As heartfelt as your proposal was- I will NOT marry for money- especially to someone who still owes me $700. You r officially pathetic!!
Note to Self: No matter how horny, turned on or in the moment you are, never go down on your gf after she had soccer practice.
If I send you a picture of the guy passed out in the bath tub, will u be able to identify him?
what part of 'taking a night off' includes MDMA in your world?
I have the slightest memory of swinging a bag full of condoms over my head...
If I get over there and the april fools joke is that there's no HBO, I'm setting fire to the place.

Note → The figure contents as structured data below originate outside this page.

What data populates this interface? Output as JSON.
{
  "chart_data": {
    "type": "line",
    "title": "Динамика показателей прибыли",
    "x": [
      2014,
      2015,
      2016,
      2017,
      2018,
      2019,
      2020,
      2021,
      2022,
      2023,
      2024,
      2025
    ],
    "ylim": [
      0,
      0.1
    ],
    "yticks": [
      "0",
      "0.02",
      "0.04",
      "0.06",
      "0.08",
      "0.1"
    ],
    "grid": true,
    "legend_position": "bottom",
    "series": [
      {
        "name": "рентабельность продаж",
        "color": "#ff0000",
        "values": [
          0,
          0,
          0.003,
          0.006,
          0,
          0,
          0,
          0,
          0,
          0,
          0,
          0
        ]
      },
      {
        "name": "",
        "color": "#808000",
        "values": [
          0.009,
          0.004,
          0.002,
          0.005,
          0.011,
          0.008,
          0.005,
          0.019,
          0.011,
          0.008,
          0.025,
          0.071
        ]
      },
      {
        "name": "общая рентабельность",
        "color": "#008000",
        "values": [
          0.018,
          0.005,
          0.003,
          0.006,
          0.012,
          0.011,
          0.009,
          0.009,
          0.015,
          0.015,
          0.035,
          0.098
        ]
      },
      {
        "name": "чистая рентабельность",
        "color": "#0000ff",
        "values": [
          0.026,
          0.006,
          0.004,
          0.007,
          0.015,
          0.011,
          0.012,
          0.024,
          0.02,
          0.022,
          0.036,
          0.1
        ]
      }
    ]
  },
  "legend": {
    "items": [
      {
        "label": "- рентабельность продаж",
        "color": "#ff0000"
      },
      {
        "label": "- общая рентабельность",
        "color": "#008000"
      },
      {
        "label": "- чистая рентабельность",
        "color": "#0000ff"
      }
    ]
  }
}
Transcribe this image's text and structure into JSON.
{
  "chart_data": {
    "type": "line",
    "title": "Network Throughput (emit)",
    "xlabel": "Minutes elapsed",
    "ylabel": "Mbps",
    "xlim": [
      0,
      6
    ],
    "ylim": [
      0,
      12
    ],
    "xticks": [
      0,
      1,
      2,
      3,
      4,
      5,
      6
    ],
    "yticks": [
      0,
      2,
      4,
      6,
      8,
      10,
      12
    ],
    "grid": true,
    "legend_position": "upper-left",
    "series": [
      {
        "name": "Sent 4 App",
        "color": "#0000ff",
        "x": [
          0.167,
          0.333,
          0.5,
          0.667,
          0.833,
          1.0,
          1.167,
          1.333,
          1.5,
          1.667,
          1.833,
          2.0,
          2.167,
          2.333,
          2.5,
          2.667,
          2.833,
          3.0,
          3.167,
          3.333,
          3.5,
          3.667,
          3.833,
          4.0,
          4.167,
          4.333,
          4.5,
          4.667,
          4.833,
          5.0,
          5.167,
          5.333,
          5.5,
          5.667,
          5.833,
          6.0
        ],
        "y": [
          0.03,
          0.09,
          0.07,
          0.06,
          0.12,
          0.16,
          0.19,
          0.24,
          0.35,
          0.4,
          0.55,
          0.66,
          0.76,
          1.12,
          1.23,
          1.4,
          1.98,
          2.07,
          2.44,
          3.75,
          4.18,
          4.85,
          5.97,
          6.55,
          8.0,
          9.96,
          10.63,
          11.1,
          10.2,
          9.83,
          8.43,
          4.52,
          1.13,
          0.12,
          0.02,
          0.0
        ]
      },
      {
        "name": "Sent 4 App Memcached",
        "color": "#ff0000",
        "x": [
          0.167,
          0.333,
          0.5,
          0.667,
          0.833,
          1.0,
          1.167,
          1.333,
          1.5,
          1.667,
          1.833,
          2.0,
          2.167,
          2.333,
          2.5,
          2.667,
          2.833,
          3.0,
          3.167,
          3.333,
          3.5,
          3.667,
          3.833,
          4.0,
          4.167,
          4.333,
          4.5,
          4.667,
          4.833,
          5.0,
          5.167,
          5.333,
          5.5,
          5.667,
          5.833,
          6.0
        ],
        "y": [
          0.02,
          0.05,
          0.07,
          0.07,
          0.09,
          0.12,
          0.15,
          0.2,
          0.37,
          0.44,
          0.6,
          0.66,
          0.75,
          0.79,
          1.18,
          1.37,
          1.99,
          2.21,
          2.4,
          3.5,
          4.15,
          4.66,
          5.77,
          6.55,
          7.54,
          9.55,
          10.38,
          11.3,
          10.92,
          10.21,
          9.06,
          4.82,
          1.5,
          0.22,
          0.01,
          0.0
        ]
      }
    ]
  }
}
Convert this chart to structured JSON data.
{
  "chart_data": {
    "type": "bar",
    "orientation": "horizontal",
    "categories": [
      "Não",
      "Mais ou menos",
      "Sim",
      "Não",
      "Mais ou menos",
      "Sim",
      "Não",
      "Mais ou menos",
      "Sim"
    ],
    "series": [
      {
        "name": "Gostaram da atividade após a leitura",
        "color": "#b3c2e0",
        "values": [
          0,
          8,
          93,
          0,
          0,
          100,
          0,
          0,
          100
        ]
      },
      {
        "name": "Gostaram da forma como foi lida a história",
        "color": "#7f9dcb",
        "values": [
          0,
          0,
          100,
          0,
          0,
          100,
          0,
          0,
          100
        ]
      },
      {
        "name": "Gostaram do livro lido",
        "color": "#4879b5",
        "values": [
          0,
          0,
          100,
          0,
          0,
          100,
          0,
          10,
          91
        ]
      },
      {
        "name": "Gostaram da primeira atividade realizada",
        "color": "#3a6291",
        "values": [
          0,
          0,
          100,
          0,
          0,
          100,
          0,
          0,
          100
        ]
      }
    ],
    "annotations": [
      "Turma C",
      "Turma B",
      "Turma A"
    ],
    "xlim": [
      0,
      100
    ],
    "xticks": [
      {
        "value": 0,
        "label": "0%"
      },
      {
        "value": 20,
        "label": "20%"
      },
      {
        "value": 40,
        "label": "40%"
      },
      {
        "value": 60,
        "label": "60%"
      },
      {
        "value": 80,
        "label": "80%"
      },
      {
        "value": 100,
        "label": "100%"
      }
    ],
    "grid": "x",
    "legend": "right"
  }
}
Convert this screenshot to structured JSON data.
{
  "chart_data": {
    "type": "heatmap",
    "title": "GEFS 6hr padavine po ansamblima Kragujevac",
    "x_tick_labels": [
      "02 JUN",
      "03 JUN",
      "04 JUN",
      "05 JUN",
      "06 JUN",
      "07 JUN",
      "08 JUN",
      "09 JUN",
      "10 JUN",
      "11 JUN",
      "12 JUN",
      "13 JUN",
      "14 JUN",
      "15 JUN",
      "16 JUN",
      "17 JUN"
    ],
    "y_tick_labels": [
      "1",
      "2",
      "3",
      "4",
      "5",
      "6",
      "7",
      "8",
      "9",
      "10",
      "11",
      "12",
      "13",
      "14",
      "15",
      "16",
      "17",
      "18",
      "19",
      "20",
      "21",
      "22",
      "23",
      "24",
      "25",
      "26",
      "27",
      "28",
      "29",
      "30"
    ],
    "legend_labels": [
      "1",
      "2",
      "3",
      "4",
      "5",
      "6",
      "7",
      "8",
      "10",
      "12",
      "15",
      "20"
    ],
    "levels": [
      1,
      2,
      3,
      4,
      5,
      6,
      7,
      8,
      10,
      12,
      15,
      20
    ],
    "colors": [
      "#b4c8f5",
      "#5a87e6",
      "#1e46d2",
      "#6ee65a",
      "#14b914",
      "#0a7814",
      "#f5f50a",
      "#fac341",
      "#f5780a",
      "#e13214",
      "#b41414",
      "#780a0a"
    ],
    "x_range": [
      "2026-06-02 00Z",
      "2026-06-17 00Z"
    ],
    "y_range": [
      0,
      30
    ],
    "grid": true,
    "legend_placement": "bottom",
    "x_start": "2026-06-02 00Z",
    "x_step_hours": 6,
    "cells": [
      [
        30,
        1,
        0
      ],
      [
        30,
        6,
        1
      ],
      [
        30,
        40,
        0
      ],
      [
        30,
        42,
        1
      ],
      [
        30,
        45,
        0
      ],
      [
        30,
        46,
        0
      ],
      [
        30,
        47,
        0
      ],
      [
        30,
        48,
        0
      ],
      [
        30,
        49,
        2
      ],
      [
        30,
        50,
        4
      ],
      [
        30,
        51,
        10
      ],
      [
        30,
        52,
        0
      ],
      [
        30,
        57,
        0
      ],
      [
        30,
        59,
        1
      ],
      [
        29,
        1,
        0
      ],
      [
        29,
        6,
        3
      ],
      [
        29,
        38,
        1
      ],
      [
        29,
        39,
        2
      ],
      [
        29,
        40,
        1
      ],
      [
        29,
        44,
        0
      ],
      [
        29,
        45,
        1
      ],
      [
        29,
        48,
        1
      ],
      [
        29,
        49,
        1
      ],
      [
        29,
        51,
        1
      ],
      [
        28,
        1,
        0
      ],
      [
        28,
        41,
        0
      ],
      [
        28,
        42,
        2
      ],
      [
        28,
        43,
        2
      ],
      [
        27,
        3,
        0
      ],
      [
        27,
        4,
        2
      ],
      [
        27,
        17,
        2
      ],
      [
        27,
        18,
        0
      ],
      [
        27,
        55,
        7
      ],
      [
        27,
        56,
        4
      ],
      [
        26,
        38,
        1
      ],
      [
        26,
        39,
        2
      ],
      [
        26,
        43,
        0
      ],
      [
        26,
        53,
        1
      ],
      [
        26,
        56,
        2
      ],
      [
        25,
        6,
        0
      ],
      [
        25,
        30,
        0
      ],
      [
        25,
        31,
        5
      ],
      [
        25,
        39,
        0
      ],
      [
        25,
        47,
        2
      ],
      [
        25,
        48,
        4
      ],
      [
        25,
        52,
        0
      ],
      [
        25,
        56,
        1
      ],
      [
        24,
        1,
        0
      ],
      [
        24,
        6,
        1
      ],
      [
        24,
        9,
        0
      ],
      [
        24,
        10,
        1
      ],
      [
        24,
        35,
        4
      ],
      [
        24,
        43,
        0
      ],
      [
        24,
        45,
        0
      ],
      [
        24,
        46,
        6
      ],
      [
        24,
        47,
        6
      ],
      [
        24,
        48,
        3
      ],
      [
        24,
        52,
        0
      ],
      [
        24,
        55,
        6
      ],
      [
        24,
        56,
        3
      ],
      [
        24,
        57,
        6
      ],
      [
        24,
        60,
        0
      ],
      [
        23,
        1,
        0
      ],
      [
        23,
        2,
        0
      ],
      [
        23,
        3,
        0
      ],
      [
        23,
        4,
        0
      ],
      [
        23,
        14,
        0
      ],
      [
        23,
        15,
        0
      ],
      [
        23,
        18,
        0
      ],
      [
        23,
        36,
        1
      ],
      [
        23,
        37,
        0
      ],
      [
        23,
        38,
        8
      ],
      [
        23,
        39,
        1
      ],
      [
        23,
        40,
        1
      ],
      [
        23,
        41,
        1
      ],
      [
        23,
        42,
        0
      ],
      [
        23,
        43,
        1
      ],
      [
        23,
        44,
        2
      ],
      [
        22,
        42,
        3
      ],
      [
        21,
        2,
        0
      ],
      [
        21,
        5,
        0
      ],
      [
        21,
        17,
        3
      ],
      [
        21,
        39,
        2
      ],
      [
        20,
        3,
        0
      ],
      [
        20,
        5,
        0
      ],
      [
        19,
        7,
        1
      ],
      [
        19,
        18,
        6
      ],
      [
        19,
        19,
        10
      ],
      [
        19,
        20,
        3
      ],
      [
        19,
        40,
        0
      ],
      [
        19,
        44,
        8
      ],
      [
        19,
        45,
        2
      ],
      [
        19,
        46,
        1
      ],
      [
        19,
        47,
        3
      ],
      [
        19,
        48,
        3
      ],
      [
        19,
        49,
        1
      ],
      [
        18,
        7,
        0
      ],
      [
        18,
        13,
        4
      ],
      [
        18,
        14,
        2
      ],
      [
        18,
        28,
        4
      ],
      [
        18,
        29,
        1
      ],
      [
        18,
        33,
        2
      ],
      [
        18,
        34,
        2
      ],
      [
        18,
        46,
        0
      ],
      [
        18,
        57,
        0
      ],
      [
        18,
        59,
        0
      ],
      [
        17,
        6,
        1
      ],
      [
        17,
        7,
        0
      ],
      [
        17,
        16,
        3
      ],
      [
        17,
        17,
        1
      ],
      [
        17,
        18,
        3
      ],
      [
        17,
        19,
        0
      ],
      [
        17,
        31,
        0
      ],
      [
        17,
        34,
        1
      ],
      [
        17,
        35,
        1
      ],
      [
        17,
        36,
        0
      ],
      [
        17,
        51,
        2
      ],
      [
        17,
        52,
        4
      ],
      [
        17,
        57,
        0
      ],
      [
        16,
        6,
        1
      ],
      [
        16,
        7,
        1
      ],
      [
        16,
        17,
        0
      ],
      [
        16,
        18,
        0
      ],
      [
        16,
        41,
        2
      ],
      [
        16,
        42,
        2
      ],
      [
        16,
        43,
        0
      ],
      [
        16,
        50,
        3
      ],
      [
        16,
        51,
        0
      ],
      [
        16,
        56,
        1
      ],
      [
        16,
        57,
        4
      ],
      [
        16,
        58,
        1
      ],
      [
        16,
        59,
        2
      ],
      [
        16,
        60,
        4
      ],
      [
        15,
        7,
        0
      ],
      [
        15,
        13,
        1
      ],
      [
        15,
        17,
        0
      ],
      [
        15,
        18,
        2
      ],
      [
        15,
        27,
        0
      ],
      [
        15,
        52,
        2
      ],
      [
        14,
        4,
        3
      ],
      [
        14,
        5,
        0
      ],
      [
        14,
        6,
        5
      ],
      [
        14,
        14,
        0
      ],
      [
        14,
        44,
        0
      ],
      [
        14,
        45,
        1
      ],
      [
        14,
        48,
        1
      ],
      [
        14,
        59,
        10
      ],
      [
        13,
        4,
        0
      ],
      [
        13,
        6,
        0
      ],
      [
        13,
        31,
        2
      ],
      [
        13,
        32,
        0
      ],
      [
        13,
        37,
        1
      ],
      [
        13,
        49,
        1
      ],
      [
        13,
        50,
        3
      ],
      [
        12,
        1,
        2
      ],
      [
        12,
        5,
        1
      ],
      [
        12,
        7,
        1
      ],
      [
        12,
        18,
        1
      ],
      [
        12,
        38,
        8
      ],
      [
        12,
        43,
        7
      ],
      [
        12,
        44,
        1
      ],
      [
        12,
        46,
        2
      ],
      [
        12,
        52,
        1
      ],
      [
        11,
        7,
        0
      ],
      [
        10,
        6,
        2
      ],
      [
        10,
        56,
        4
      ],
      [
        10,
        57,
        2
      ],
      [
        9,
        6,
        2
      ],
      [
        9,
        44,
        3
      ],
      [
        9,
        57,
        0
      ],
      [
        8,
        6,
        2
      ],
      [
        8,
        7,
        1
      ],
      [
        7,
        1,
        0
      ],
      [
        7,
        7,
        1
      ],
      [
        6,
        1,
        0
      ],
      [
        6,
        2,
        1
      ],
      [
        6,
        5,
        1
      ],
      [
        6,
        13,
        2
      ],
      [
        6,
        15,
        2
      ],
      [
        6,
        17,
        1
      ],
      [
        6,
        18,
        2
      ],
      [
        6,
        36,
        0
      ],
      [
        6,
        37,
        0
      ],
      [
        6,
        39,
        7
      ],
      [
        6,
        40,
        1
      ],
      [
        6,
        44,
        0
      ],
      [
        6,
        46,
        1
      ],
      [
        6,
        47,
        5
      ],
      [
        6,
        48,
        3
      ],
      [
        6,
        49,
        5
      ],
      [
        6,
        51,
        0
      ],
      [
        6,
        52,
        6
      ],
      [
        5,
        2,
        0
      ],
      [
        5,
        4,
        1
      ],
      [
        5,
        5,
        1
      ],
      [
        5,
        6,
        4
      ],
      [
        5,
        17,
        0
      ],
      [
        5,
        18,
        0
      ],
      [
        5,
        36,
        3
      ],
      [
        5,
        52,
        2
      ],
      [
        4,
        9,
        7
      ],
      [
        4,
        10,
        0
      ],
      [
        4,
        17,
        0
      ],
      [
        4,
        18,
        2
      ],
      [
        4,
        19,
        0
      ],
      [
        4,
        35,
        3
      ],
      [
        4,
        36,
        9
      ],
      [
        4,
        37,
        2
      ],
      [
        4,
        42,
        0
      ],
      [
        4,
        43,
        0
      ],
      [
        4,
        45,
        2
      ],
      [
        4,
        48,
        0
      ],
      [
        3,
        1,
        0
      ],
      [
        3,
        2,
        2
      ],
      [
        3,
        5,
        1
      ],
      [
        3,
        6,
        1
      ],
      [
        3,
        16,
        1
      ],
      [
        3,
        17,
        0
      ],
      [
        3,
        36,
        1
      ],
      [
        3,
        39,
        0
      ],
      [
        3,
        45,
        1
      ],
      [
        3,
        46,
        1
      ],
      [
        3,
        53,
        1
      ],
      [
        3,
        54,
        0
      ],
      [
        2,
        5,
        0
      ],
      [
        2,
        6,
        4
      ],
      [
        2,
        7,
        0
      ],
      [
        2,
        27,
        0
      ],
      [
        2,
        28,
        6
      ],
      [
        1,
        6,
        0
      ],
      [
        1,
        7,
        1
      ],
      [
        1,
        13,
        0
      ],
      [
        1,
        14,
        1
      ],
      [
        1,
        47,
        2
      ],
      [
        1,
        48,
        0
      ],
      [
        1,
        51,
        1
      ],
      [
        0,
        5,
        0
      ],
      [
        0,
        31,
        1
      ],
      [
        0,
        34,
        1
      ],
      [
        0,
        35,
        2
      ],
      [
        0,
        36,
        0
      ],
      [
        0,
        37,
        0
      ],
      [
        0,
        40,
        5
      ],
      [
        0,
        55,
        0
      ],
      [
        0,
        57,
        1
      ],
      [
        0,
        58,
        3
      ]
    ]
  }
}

I came in and I guess my parents didn't hear me. My dad just said "Don't be lazy, RIDE IT." to my mom. Never coming home again.
And then my hands went numb and no one believed me so I started putting peoples cigarettes out on them. Shitty idea i'll tell you that much
State dependent memory. I just needed to feel my teeth. It was like a fog was lifted.
I was woke up by the fucking Star Spangled Banner this morning. I sat up in bed and put my hand over my naked heart. I was so confused
He yelled "CARLI LLOYD" and then kicked the cake off the table. Soccer is making monsters out of us.
Currently tripping balls and watching Pink Floyd the wall and I'm crying during it. If this isn't a self realization then I don't know what to tell you.
Hey buddy, turns out those were the PB&shroomwiches, soooo you may want to reconsider dinner with your girlfriends family tonight...
I woke up completely naked in a mint condition 71 chevelle in someones garage. What.
I wouldn't have found her if it wasn't for the vomit trail leading into my brother's room.